My daughter Alice was not always called Alice. Until the age of fifteen, she was mostly Jory. On paper, she was Jordan. Often and alternately, she was called He or Him, both Son and Brother. On the hospital nursery wristband, tucked away now in the drawer of treasures beside my bed, she was likewise mislabeled.
Alice spent the first fifteen years of her life hidden away inside a Boy Suit, not unlike an inescapable pair of footie pajamas, which seem perfectly fine and comfortable at first, but grows less so over time. At the age of ten, a single toe poked through. By eleven, the armpits had gotten too tight. When she was twelve the broken zipper's twisted teeth scraped her here and there, a constant rash of irritations. At thirteen it had grown so uncomfortable and restrictive that Alice secretly set out to shred the whole damn thing.
By age fourteen she was well on her way to that destruction, slashing away at her Boy Suit with a hundred little razor cuts, waging war on it from the inside with pills and pints and powders, anything she could get her sticky-fingered hands on. She ravaged it and raged inside of there, lashing out at everything and everyone within reach.
Then came the long line of doctors and therapists, psychiatrists and specialists, each one armed with a new set of methodologies and medications, more pills to pop on top of the ones she was already popping, more mind-numbing, probing questions about her family, her school, her past and bad behavior. Nothing seemed to help. Nothing made her feel better, behave better or stop the intentional self-destructing. “I'm not like other people” she'd say, but pressed for further explanation, she couldn't or wouldn't say more.

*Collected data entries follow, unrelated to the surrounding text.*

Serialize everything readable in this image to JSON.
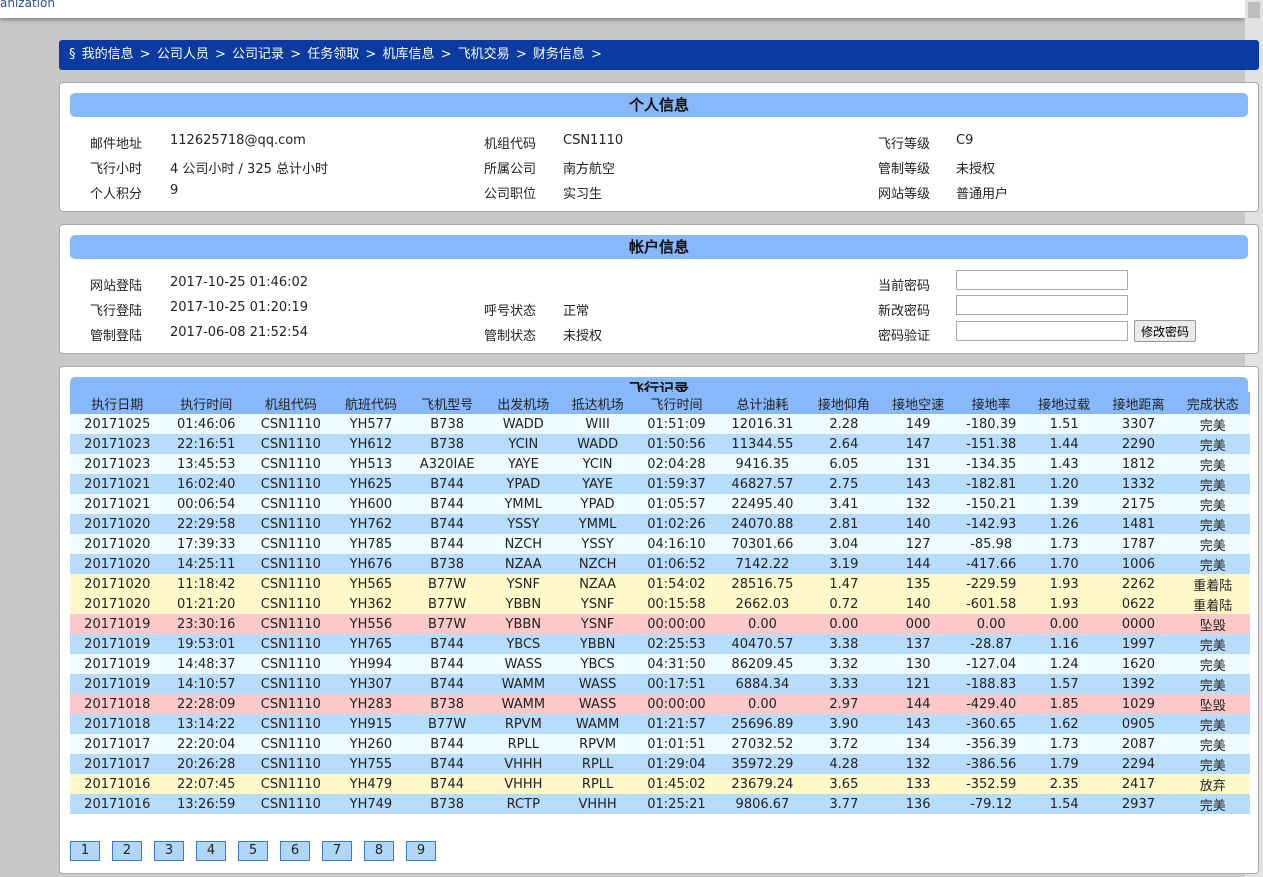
{
  "org_fragment": "anization",
  "breadcrumb": {
    "prefix": "§",
    "items": [
      "我的信息",
      "公司人员",
      "公司记录",
      "任务领取",
      "机库信息",
      "飞机交易",
      "财务信息"
    ],
    "separator": ">"
  },
  "personal": {
    "title": "个人信息",
    "fields": [
      {
        "label": "邮件地址",
        "value": "112625718@qq.com"
      },
      {
        "label": "机组代码",
        "value": "CSN1110"
      },
      {
        "label": "飞行等级",
        "value": "C9"
      },
      {
        "label": "飞行小时",
        "value": "4 公司小时 / 325 总计小时"
      },
      {
        "label": "所属公司",
        "value": "南方航空"
      },
      {
        "label": "管制等级",
        "value": "未授权"
      },
      {
        "label": "个人积分",
        "value": "9"
      },
      {
        "label": "公司职位",
        "value": "实习生"
      },
      {
        "label": "网站等级",
        "value": "普通用户"
      }
    ]
  },
  "account": {
    "title": "帐户信息",
    "site_login": {
      "label": "网站登陆",
      "value": "2017-10-25 01:46:02"
    },
    "flight_login": {
      "label": "飞行登陆",
      "value": "2017-10-25 01:20:19"
    },
    "control_login": {
      "label": "管制登陆",
      "value": "2017-06-08 21:52:54"
    },
    "callsign_status": {
      "label": "呼号状态",
      "value": "正常"
    },
    "control_status": {
      "label": "管制状态",
      "value": "未授权"
    },
    "current_password": {
      "label": "当前密码",
      "value": ""
    },
    "new_password": {
      "label": "新改密码",
      "value": ""
    },
    "verify_password": {
      "label": "密码验证",
      "value": ""
    },
    "change_button": "修改密码"
  },
  "records": {
    "title": "飞行记录",
    "headers": [
      "执行日期",
      "执行时间",
      "机组代码",
      "航班代码",
      "飞机型号",
      "出发机场",
      "抵达机场",
      "飞行时间",
      "总计油耗",
      "接地仰角",
      "接地空速",
      "接地率",
      "接地过载",
      "接地距离",
      "完成状态"
    ],
    "rows": [
      {
        "status": "normal",
        "cells": [
          "20171025",
          "01:46:06",
          "CSN1110",
          "YH577",
          "B738",
          "WADD",
          "WIII",
          "01:51:09",
          "12016.31",
          "2.28",
          "149",
          "-180.39",
          "1.51",
          "3307",
          "完美"
        ]
      },
      {
        "status": "normal",
        "cells": [
          "20171023",
          "22:16:51",
          "CSN1110",
          "YH612",
          "B738",
          "YCIN",
          "WADD",
          "01:50:56",
          "11344.55",
          "2.64",
          "147",
          "-151.38",
          "1.44",
          "2290",
          "完美"
        ]
      },
      {
        "status": "normal",
        "cells": [
          "20171023",
          "13:45:53",
          "CSN1110",
          "YH513",
          "A320IAE",
          "YAYE",
          "YCIN",
          "02:04:28",
          "9416.35",
          "6.05",
          "131",
          "-134.35",
          "1.43",
          "1812",
          "完美"
        ]
      },
      {
        "status": "normal",
        "cells": [
          "20171021",
          "16:02:40",
          "CSN1110",
          "YH625",
          "B744",
          "YPAD",
          "YAYE",
          "01:59:37",
          "46827.57",
          "2.75",
          "143",
          "-182.81",
          "1.20",
          "1332",
          "完美"
        ]
      },
      {
        "status": "normal",
        "cells": [
          "20171021",
          "00:06:54",
          "CSN1110",
          "YH600",
          "B744",
          "YMML",
          "YPAD",
          "01:05:57",
          "22495.40",
          "3.41",
          "132",
          "-150.21",
          "1.39",
          "2175",
          "完美"
        ]
      },
      {
        "status": "normal",
        "cells": [
          "20171020",
          "22:29:58",
          "CSN1110",
          "YH762",
          "B744",
          "YSSY",
          "YMML",
          "01:02:26",
          "24070.88",
          "2.81",
          "140",
          "-142.93",
          "1.26",
          "1481",
          "完美"
        ]
      },
      {
        "status": "normal",
        "cells": [
          "20171020",
          "17:39:33",
          "CSN1110",
          "YH785",
          "B744",
          "NZCH",
          "YSSY",
          "04:16:10",
          "70301.66",
          "3.04",
          "127",
          "-85.98",
          "1.73",
          "1787",
          "完美"
        ]
      },
      {
        "status": "normal",
        "cells": [
          "20171020",
          "14:25:11",
          "CSN1110",
          "YH676",
          "B738",
          "NZAA",
          "NZCH",
          "01:06:52",
          "7142.22",
          "3.19",
          "144",
          "-417.66",
          "1.70",
          "1006",
          "完美"
        ]
      },
      {
        "status": "heavy",
        "cells": [
          "20171020",
          "11:18:42",
          "CSN1110",
          "YH565",
          "B77W",
          "YSNF",
          "NZAA",
          "01:54:02",
          "28516.75",
          "1.47",
          "135",
          "-229.59",
          "1.93",
          "2262",
          "重着陆"
        ]
      },
      {
        "status": "heavy",
        "cells": [
          "20171020",
          "01:21:20",
          "CSN1110",
          "YH362",
          "B77W",
          "YBBN",
          "YSNF",
          "00:15:58",
          "2662.03",
          "0.72",
          "140",
          "-601.58",
          "1.93",
          "0622",
          "重着陆"
        ]
      },
      {
        "status": "crash",
        "cells": [
          "20171019",
          "23:30:16",
          "CSN1110",
          "YH556",
          "B77W",
          "YBBN",
          "YSNF",
          "00:00:00",
          "0.00",
          "0.00",
          "000",
          "0.00",
          "0.00",
          "0000",
          "坠毁"
        ]
      },
      {
        "status": "normal",
        "cells": [
          "20171019",
          "19:53:01",
          "CSN1110",
          "YH765",
          "B744",
          "YBCS",
          "YBBN",
          "02:25:53",
          "40470.57",
          "3.38",
          "137",
          "-28.87",
          "1.16",
          "1997",
          "完美"
        ]
      },
      {
        "status": "normal",
        "cells": [
          "20171019",
          "14:48:37",
          "CSN1110",
          "YH994",
          "B744",
          "WASS",
          "YBCS",
          "04:31:50",
          "86209.45",
          "3.32",
          "130",
          "-127.04",
          "1.24",
          "1620",
          "完美"
        ]
      },
      {
        "status": "normal",
        "cells": [
          "20171019",
          "14:10:57",
          "CSN1110",
          "YH307",
          "B744",
          "WAMM",
          "WASS",
          "00:17:51",
          "6884.34",
          "3.33",
          "121",
          "-188.83",
          "1.57",
          "1392",
          "完美"
        ]
      },
      {
        "status": "crash",
        "cells": [
          "20171018",
          "22:28:09",
          "CSN1110",
          "YH283",
          "B738",
          "WAMM",
          "WASS",
          "00:00:00",
          "0.00",
          "2.97",
          "144",
          "-429.40",
          "1.85",
          "1029",
          "坠毁"
        ]
      },
      {
        "status": "normal",
        "cells": [
          "20171018",
          "13:14:22",
          "CSN1110",
          "YH915",
          "B77W",
          "RPVM",
          "WAMM",
          "01:21:57",
          "25696.89",
          "3.90",
          "143",
          "-360.65",
          "1.62",
          "0905",
          "完美"
        ]
      },
      {
        "status": "normal",
        "cells": [
          "20171017",
          "22:20:04",
          "CSN1110",
          "YH260",
          "B744",
          "RPLL",
          "RPVM",
          "01:01:51",
          "27032.52",
          "3.72",
          "134",
          "-356.39",
          "1.73",
          "2087",
          "完美"
        ]
      },
      {
        "status": "normal",
        "cells": [
          "20171017",
          "20:26:28",
          "CSN1110",
          "YH755",
          "B744",
          "VHHH",
          "RPLL",
          "01:29:04",
          "35972.29",
          "4.28",
          "132",
          "-386.56",
          "1.79",
          "2294",
          "完美"
        ]
      },
      {
        "status": "heavy",
        "cells": [
          "20171016",
          "22:07:45",
          "CSN1110",
          "YH479",
          "B744",
          "VHHH",
          "RPLL",
          "01:45:02",
          "23679.24",
          "3.65",
          "133",
          "-352.59",
          "2.35",
          "2417",
          "放弃"
        ]
      },
      {
        "status": "normal",
        "cells": [
          "20171016",
          "13:26:59",
          "CSN1110",
          "YH749",
          "B738",
          "RCTP",
          "VHHH",
          "01:25:21",
          "9806.67",
          "3.77",
          "136",
          "-79.12",
          "1.54",
          "2937",
          "完美"
        ]
      }
    ]
  },
  "pagination": [
    "1",
    "2",
    "3",
    "4",
    "5",
    "6",
    "7",
    "8",
    "9"
  ]
}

Alice didn't tell anyone about the Boy Suit until she was fifteen. Maybe it took that long to find the right moment or the right words, which were honestly, beautifully simple. “I am always angry because I am always sad. And I am always sad because I am a girl.” She didn't say “a girl in a Boy Suit”, nor did I think of it that way back then, because of course, the Boy Suit was all I'd ever known.
Later that same night, she told me her name.
There was no time and no way anyway to prepare for the fragile female who peered out at me with all anxiousness and expectation. Everything about her was askew, strangely unfamiliar and downright delicate. What did I know of daughters? How to love one, how to raise one, most of all, how to help this unexpected one of mine flourish and bloom?
My daughter Alice spent the first fifteen years of her life hidden away inside a Boy Suit and together, we spent every day of her sixteenth year trying to dismantle it. Naming the thing didn't magically melt it away. Adorning it with a patchwork of glittery girlie whatnots was occasionally, momentarily satisfying. But the painstaking work of deconstructing the suit, stitch by stitch, was agonizingly slow.
There were others along the way, who with the worst case of good intentions, would try to mend the seams or force the zipper up past stubbornly twisted teeth. So many days we had to start the disassembling all over again. Those days wore on Alice and I'd find her, all too often, back to slashing and raging, waging war from the inside. Old habits die hard and the stubborn suit of gender, even harder. In the end, three months shy of her seventeenth birthday, my beautifully blooming daughter freed herself the only way she knew how, leaving a grieving mother and an empty Boy Suit behind.
There are so many ways to tell Alice's story.
This is but one of them.
[Note: The final year of my daughter's life was a revelation and I wouldn't trade it for anything. I tell her story as part of my own therapy, but also to let others who may travel some piece of the same path; You are not alone. This and other stories about Alice are cross-posted at Laurustina.com.]
Updated by laurustina at Mon Apr 04, 2011 at 08:50 PM PDT
I find myself reading your comments and am speechless, moved deeply by your responses. Writing has always been a therapeutic process for me, and sharing Alice's life is one of the few things I have found soothing, giving meaning to what is left of my life.